The AoA indicator in JT610 was north of 20 degrees when sitting on the ground at zero airspeed. Surely that was enough to trigger a sanity check of inputs. Even in flight, something more than 20 degrees (particularly when it had never been less than 20 degrees, much less in a valid range) would have been an unambiguous indication of bad input (I assume the 737 will stall well below 20 degrees AoA).

The exact parameters of the optimal input checking for MCAS (i.e., rejecting a many invalid conditions as possible while minimizing the rejection of valid conditions) could be subject to some discussion and judgment.
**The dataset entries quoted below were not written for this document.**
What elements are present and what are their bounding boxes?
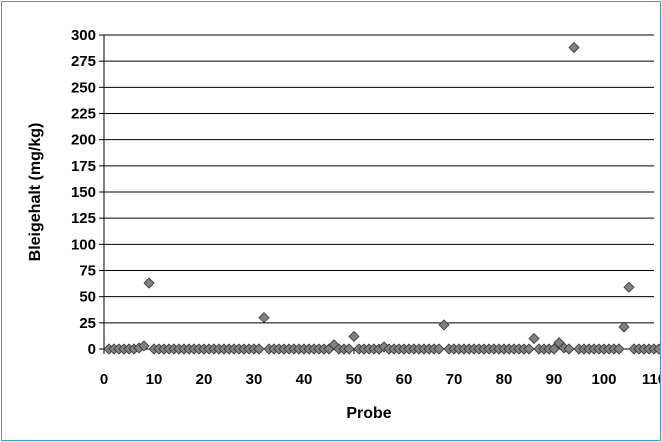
y-tick-label-1: 25 [79,315,96,332]
y-tick-label-2: 50 [79,289,96,306]
data-point [348,330,360,343]
x-tick-label-11: 110 [642,371,660,388]
data-point [618,321,630,333]
y-tick-label-0: 0 [88,341,96,358]
x-tick-label-5: 50 [346,371,363,388]
y-tick-label-12: 300 [71,27,96,44]
axes [99,34,655,354]
x-tick-label-4: 40 [296,371,313,388]
data-point [253,343,265,355]
data-point [523,343,535,355]
y-tick-label-8: 200 [71,132,96,149]
data-point [548,343,560,355]
y-tick-label-6: 150 [71,184,96,201]
data-points [103,41,660,355]
y-tick-label-3: 75 [79,263,96,280]
x-tick-label-9: 90 [546,371,563,388]
x-tick-label-10: 100 [591,371,616,388]
grid-lines [104,34,654,324]
data-point [258,312,270,324]
y-tick-label-5: 125 [71,210,96,227]
data-point [528,332,540,345]
x-tick-label-6: 60 [396,371,413,388]
data-point [653,343,660,355]
x-tick-label-0: 0 [100,371,108,388]
y-tick-label-4: 100 [71,236,96,253]
x-axis-label: Probe [346,405,391,422]
y-axis-label: Bleigehalt (mg/kg) [27,123,44,262]
y-tick-labels: 0 25 50 75 100 125 150 175 200 225 250 275 300 [71,27,96,358]
y-tick-label-7: 175 [71,158,96,175]
x-tick-label-1: 10 [146,371,163,388]
data-point [563,343,575,355]
data-point [343,343,355,355]
x-tick-label-7: 70 [446,371,463,388]
y-tick-label-9: 225 [71,106,96,123]
data-point [143,277,155,289]
y-tick-label-11: 275 [71,53,96,70]
data-point [613,343,625,355]
data-point [438,319,450,331]
x-tick-label-3: 30 [246,371,263,388]
data-point [138,340,150,352]
data-point [568,41,580,54]
x-tick-labels: 0 10 20 30 40 50 60 70 80 90 100 110 [100,371,660,388]
y-tick-label-10: 250 [71,79,96,96]
x-tick-label-8: 80 [496,371,513,388]
data-point [623,281,635,293]
data-point [433,343,445,355]
x-tick-label-2: 20 [196,371,213,388]
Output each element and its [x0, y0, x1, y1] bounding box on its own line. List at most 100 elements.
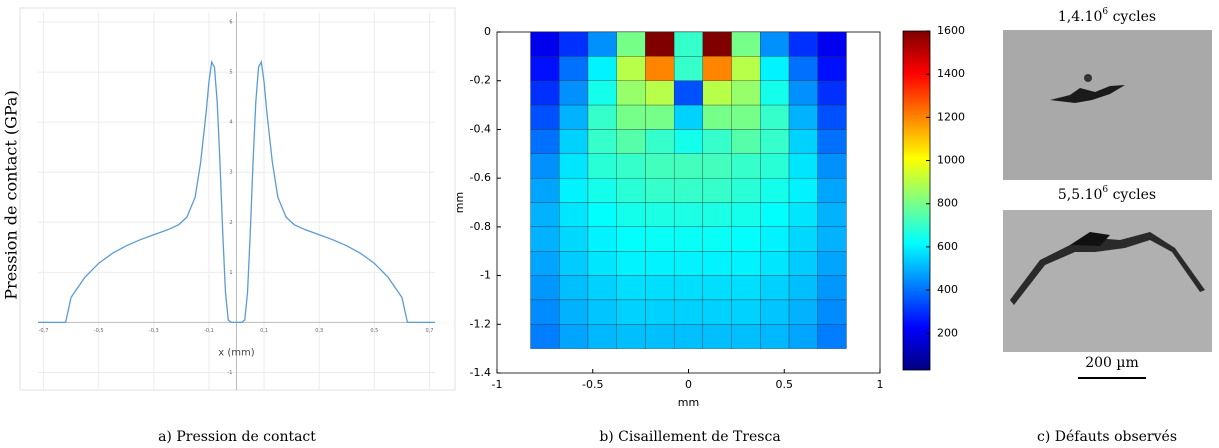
heat-cell: [530, 251, 560, 276]
panel-frame: [19, 7, 456, 391]
micrograph: [1003, 210, 1212, 352]
x-tick-label: 0.5: [776, 378, 794, 391]
heat-cell: [788, 80, 818, 106]
heat-cell: [530, 80, 560, 106]
heat-cell: [530, 202, 560, 228]
panel-c: 1,4.106 cycles 5,5.106 cycles 200 µm c) …: [1003, 7, 1212, 445]
heat-cell: [760, 104, 790, 130]
heat-cell: [530, 31, 560, 57]
heat-cell: [731, 226, 761, 252]
y-tick-label: 4: [229, 120, 232, 126]
heat-cell: [559, 56, 589, 81]
x-tick-label: -0,5: [94, 328, 104, 334]
x-tick-label: 0,1: [260, 328, 268, 334]
heat-cell: [760, 202, 790, 228]
heat-cell: [817, 275, 847, 301]
heat-cell: [817, 177, 847, 203]
crack: [1010, 232, 1205, 305]
heat-cell: [673, 104, 704, 130]
heat-cell: [788, 104, 818, 130]
heat-cell: [530, 226, 560, 252]
panel-a: -0,7 -0,5 -0,3 -0,1 0,1 0,3 0,5 0,7 -1 1 2 3 4 5 6 x (m…: [2, 12, 435, 445]
heat-cell: [702, 129, 732, 154]
colorbar-tick-label: 1200: [937, 110, 965, 123]
heat-cell: [760, 31, 790, 57]
heat-cell: [645, 226, 675, 252]
x-axis-label: x (mm): [218, 347, 254, 358]
y-axis-label: Pression de contact (GPa): [2, 90, 21, 299]
y-tick-label: 1: [229, 270, 232, 276]
colorbar-tick-label: 1400: [937, 67, 965, 80]
heat-cell: [587, 80, 617, 106]
heat-cell: [559, 202, 589, 228]
heat-cell: [731, 129, 761, 154]
crack: [1050, 85, 1125, 103]
heat-cell: [645, 275, 675, 301]
heat-cell: [731, 56, 761, 81]
heat-cell: [702, 202, 732, 228]
heat-cell: [702, 80, 732, 106]
heat-cell: [817, 324, 847, 349]
heat-cell: [817, 104, 847, 130]
heat-cell: [817, 31, 847, 57]
micrograph: [1003, 30, 1212, 180]
heat-cell: [788, 251, 818, 276]
heat-cell: [817, 226, 847, 252]
heat-cell: [817, 251, 847, 276]
heat-cell: [731, 299, 761, 325]
heat-cell: [731, 31, 761, 57]
y-tick-label: -0.6: [470, 171, 491, 184]
y-tick-label: -1: [480, 269, 491, 282]
heat-cell: [587, 153, 617, 179]
heat-cell: [673, 177, 704, 203]
heat-cell: [645, 80, 675, 106]
heat-cell: [616, 56, 646, 81]
heat-cell: [559, 104, 589, 130]
heat-cell: [673, 129, 704, 154]
heat-cell: [731, 275, 761, 301]
heat-cell: [673, 251, 704, 276]
data-line: [38, 60, 435, 324]
y-tick-label: -0.4: [470, 122, 491, 135]
heat-cell: [559, 226, 589, 252]
heat-cell: [702, 299, 732, 325]
y-axis-label: mm: [453, 192, 466, 213]
heat-cell: [616, 324, 646, 349]
heat-cell: [673, 226, 704, 252]
heat-cell: [645, 299, 675, 325]
heat-cell: [702, 251, 732, 276]
y-tick-label: 6: [229, 20, 232, 26]
heat-cell: [760, 299, 790, 325]
heat-cell: [817, 153, 847, 179]
heat-cell: [587, 324, 617, 349]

But AoA of 20 degrees seems like a no-brainer. At most, it might have required that the FCC "remember" a period of AoA history so it could determine, at the point where the algorithm became active (A/P disengaged, flaps retracted) that the AoA had never been in a valid range.

The bigger issue seems to be that the programmers never questioned the absence of any input validation requirement at all. I fully expect someone to quibble with my assertion that >20 degrees is clearly invalid, but what about 75 degrees? What about readings that are pegged at exactly the same number for a period of time (e.g., frozen or jammed sensor)? Or that suddenly jump from a reasonable number to an out-of-range number?

I just think somebody forgot to ask the question: what is the valid range of inputs and what are the error cases? It wouldn't have taken any time at all to include some kind of basic sanity checks.